Use buttons and tiles for meaningful navigation, such as "Browse datasets," "Try an example," or "How to use the library." Avoid decorative button grids that do not help users decide where to go.
Image guidance
Dataset and navigation images should make the library easier to scan.
Use:
- Flat composition or flat-lay style.
- Slightly muted bright colors.
- Square button or tile crops when images are used for navigation.
- Symbolic images that are easy to understand at small sizes.
- Consistent file names and useful alt text.
Avoid:
- POV scenes.
- Deep perspective.
- Shiny app-icon effects.
- Glossy 3D treatments.
- Images that imply the repository hosts data directly.
- Images without context, captions, or alt text.
When an image represents a dataset, it should communicate the dataset theme or access pattern, not pretend to be a sample of hosted data unless the file is a small documentation figure.
Dataset-page layout
Dataset pages should help users answer: "Can I use this dataset for my work, and how do I get started?"
Recommended page rhythm:
- Plain-language dataset summary.
- What it contains.
- Access pattern and access constraints.
- R example.
- Python example.
- Minimum viable plot.
- Suggested uses.
- Limitations and cautions.
- Tags.
- Citation.
Use tables when they clarify access constraints or dataset metadata, for example spatial coverage, temporal coverage, update frequency, file type, and authentication status.
Avoid walls of links without context. Each important link should tell users what they will get when they click it.
Markdown and layout rules
- Keep user-editable pages in Markdown.
- Do not add complex HTML into Markdown pages.
- Use CSS and templates for visual polish where possible.
- Keep dataset pages scannable but not skeletal.
- Prefer stable Markdown structures over one-off visual hacks.
- Use callouts sparingly for important access constraints, limitations, or safety notes.

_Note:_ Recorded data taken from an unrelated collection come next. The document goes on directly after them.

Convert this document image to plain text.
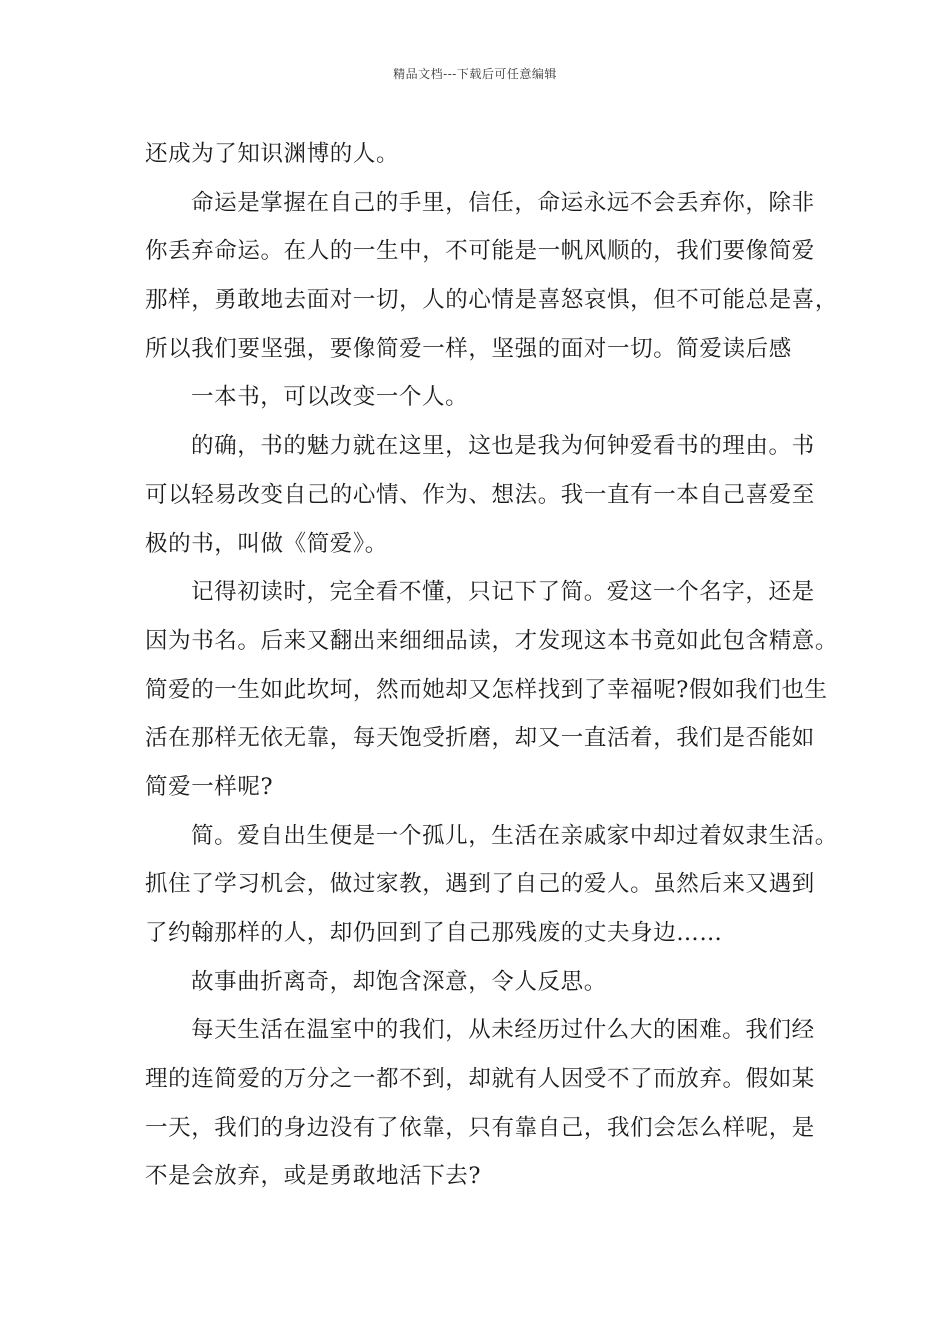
精品文档---下载后可任意编辑
还成为了知识渊博的人。
命运是掌握在自己的手里，信任，命运永远不会丢弃你，除非
你丢弃命运。在人的一生中，不可能是一帆风顺的，我们要像简爱
那样，勇敢地去面对一切，人的心情是喜怒哀惧，但不可能总是喜，
所以我们要坚强，要像简爱一样，坚强的面对一切。简爱读后感
一本书，可以改变一个人。
的确，书的魅力就在这里，这也是我为何钟爱看书的理由。书
可以轻易改变自己的心情、作为、想法。我一直有一本自己喜爱至
极的书，叫做《简爱》。
记得初读时，完全看不懂，只记下了简。爱这一个名字，还是
因为书名。后来又翻出来细细品读，才发现这本书竟如此包含精意。
简爱的一生如此坎坷，然而她却又怎样找到了幸福呢?假如我们也生
活在那样无依无靠，每天饱受折磨，却又一直活着，我们是否能如
简爱一样呢?
简。爱自出生便是一个孤儿，生活在亲戚家中却过着奴隶生活。
抓住了学习机会，做过家教，遇到了自己的爱人。虽然后来又遇到
了约翰那样的人，却仍回到了自己那残废的丈夫身边……
故事曲折离奇，却饱含深意，令人反思。
每天生活在温室中的我们，从未经历过什么大的困难。我们经
理的连简爱的万分之一都不到，却就有人因受不了而放弃。假如某
一天，我们的身边没有了依靠，只有靠自己，我们会怎么样呢，是
不是会放弃，或是勇敢地活下去?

Small inline HTML can be acceptable for legacy pages, but new work should not depend on custom HTML blocks for basic layout.
Cloud Triangle note
The Data Library should reinforce this division of responsibility:
| Layer | Role |
|---|---|
| GitHub | Scripts, documentation, examples, metadata, and small documentation figures |
| Data source | Public external repositories, APIs, STAC catalogs, cloud buckets, or package-accessed services |
| Compute | The user's laptop, JupyterHub, Google Colab, cloud notebooks, or other analysis environments |
The repository should not store raw datasets, large derived datasets, model outputs, or bulk tabular data.
Accessibility
- Use descriptive link text.
- Provide alt text for meaningful images.

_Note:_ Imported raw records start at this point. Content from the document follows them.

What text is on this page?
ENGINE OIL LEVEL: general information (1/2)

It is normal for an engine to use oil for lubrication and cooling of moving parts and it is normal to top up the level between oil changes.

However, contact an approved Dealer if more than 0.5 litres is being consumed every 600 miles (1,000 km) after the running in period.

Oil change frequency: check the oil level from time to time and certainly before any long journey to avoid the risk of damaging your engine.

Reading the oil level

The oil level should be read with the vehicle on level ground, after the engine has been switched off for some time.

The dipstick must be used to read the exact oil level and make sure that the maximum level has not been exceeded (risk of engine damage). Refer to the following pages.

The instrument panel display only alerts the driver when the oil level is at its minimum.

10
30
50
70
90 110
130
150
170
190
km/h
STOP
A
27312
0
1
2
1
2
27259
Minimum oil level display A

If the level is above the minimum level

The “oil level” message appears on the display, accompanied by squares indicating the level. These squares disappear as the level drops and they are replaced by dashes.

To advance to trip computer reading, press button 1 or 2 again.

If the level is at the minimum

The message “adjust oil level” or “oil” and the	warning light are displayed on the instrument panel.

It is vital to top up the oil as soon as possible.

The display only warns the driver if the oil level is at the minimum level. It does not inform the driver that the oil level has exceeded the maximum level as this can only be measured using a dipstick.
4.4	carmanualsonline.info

- Keep contrast readable against blue and green backgrounds.
- Make navigation tiles keyboard reachable.
- Do not rely on color alone to communicate access status.
- Keep labels short enough to work on mobile screens.
Maintenance checklist
Before merging a visual or content update, check:
- The page still explains where the data live.

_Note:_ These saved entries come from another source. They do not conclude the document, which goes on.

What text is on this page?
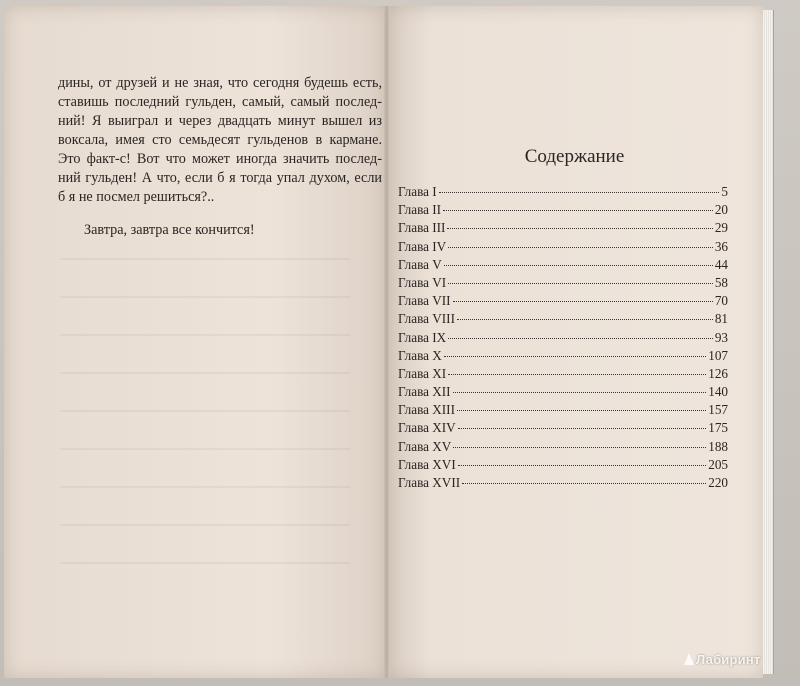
дины, от друзей и не зная, что сегодня будешь есть,
ставишь последний гульден, самый, самый послед-
ний! Я выиграл и через двадцать минут вышел из
воксала, имея сто семьдесят гульденов в кармане.
Это факт-с! Вот что может иногда значить послед-
ний гульден! А что, если б я тогда упал духом, если
б я не посмел решиться?..
Завтра, завтра все кончится!
Содержание
Глава I	5
Глава II	20
Глава III	29
Глава IV	36
Глава V	44
Глава VI	58
Глава VII	70
Глава VIII	81
Глава IX	93
Глава X	107
Глава XI	126
Глава XII	140
Глава XIII	157
Глава XIV	175
Глава XV	188
Глава XVI	205
Глава XVII	220
Лабиринт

- No credentials, secrets, or key-gated access paths were added as standard entries.
- Navigation labels are practical and short.
- Images have useful alt text.
- Markdown does not contain complex layout HTML.
- Dataset pages still include both R and Python access paths or clearly explain why one is not possible.
- The health check passes or reports only known legacy warnings.